Grail is the Dynatrace database designed explicitly for observability and security data. It acts as single unified storage solution for logs, metrics, traces, events, and more. All data stored in Grail is interconnected within a real-time model that reflects the topology and dependencies within a monitored environment.
Grail is generally available for Dynatrace SaaS customers deployed on AWS or Azure.
Grail is schema-on-read and indexless, built with scaling in mind. There's no need to think about schema and indexes, re-hydration, or hot/cold storage. This architecture also means you are not required to determine your log data use cases beforehand (for example, at ingest). On-read parsing enables you to solve all analytics tasks on historical data stored in Grail.
Benefits of Grail:
Grail is built and optimized for Dynatrace Davis® AI, which processes billions of dependencies in a time-efficient manner to provide precise anomaly detection, root cause analysis, or business impact analysis. The Dynatrace Query Language (DQL) serves as the single interface to explore, query, combine, and process all data persisted in Grail. Queries are executed in parallel and retrieve results in real time without undermining execution performance.
The cost-effective licensing model supports your storage and analytics needs. You can filter, enrich, aggregate, and preserve your data without limiting analytic capabilities.
The Grail-based data management and analytics process has four stages.
Ingest
Any data ingested into Dynatrace eventually ends up in Grail.

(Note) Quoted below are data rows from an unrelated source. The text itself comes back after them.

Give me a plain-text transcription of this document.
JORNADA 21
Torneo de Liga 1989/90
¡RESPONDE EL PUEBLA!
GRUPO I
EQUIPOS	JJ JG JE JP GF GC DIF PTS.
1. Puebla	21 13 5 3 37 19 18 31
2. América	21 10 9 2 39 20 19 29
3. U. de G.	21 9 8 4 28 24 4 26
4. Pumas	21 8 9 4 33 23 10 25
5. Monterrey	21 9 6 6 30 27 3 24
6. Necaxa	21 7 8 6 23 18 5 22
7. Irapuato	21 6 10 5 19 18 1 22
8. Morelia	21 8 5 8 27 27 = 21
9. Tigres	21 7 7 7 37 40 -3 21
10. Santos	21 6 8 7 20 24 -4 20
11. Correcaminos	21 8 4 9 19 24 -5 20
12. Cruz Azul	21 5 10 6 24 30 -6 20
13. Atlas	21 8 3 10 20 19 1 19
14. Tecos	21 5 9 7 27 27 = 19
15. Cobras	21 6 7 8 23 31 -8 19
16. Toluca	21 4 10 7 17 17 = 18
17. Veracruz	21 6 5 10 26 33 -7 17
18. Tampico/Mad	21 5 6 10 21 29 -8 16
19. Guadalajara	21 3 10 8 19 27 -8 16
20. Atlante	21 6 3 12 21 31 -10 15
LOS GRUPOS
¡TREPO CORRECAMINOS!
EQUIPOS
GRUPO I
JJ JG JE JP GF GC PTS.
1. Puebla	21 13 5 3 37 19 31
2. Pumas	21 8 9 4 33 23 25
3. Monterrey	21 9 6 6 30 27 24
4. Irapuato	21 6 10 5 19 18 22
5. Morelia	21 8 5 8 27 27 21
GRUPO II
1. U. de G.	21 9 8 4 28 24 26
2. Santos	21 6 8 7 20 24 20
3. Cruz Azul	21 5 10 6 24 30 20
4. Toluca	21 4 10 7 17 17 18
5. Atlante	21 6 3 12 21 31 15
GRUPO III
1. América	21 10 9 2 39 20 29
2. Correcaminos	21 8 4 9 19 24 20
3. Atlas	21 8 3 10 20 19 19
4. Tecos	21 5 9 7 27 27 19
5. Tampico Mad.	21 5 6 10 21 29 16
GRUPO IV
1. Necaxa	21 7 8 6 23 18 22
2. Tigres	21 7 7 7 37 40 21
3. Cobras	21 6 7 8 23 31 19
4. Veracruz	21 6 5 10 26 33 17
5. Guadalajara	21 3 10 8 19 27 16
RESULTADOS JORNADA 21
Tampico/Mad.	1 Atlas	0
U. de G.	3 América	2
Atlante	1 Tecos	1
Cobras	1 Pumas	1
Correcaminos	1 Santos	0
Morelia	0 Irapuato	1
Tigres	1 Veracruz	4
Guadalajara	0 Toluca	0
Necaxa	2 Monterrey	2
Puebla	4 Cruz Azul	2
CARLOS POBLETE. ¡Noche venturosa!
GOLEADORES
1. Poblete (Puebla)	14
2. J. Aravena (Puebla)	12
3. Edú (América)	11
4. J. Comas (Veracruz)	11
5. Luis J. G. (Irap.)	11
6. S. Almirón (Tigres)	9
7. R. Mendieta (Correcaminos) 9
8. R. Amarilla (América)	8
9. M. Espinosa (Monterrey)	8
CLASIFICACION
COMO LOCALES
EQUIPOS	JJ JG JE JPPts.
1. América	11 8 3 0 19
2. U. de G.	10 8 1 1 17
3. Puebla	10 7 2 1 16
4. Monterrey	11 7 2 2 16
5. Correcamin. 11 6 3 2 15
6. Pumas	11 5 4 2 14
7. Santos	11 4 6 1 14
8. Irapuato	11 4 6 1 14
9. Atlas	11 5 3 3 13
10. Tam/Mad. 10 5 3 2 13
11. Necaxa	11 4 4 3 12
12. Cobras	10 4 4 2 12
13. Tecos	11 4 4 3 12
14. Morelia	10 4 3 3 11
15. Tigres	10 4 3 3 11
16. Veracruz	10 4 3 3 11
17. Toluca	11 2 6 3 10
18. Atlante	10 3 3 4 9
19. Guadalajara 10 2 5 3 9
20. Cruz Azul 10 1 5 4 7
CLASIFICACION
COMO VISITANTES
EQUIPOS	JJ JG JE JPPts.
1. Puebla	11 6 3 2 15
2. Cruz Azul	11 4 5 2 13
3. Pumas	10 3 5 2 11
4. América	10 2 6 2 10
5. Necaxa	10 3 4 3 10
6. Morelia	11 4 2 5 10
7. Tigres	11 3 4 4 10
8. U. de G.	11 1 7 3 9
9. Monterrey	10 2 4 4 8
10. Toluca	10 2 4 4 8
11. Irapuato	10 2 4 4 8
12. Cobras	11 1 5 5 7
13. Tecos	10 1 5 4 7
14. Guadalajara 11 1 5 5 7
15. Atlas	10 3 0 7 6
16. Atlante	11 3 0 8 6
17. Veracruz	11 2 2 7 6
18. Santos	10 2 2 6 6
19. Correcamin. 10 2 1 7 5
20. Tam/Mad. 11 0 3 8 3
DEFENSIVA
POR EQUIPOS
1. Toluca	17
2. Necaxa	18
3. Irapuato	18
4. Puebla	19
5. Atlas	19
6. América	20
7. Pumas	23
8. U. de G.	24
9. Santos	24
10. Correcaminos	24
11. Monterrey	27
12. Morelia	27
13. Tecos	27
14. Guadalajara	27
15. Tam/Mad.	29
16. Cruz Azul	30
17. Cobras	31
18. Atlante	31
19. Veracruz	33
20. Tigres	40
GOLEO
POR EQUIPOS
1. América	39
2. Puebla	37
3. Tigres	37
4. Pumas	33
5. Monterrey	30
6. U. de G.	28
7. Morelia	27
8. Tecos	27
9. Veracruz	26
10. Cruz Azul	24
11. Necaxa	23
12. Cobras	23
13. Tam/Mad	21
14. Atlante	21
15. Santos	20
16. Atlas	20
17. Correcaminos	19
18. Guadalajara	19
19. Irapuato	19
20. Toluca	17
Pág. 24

Dynatrace forwards logs and business events into the Grail data lakehouse. The ingest endpoints receive the data and channel it as records into the processing pipeline .
Process
The processing pipeline transforms and enriches records with additional fields and determines target buckets.
Store
Records are stored in buckets. The retention period and the record type are set separately for each bucket. Each bucket is assigned to a DQL database table. You need to assign permissions to user groups or single users to provide them with access to buckets and tables.
Query
Dynatrace provides a single interface to query all kinds of data using Dynatrace Query Language (DQL), which offers a set of commands that you can use to query logs, events, and more.
The DQL fetch command loads records from a table. Tables serve to form sets of stored records into logical groups. The predefined tables for Grail are logs and business events.
Log Management and Analytics for Dynatrace SaaS leverages the unique architecture of the Grail™ storage engine. Grail allows you to benefit from your log data with these innovations:
Scalability
Your log data—no matter the volume, rate of growth, or configured retention period—is always accessible for detailed analysis. Storage is managed for you automatically, without the need to manage indexes or archives.
Adjustable consumption
A three-tier log data-usage model tracks your DDU consumption across three dimensions: Ingest & Process, Retain, and Query. This approach ensures that your environment's DDU consumption is closely aligned with your usage and the value you receive. For details, see DDUs for Log Management and Analytics.
Advanced analytics
Advanced analytics gives you direct access to the log content of all your system's critical processes. You can filter your log data using the log viewer, as well as retrieve and organize your data using DQL.
Flexible retention
Choose the period of retention to match specific use-cases of log data.
Dynatrace Business Analytics is a powerful tool for ingesting, exploring, and analyzing your organization's critical business data.
Business event processing uses the capabilities of Grail and Dynatrace Query Language (DQL) to refine your data. Within the business event ingest pipeline, you can define how your data will be further processed.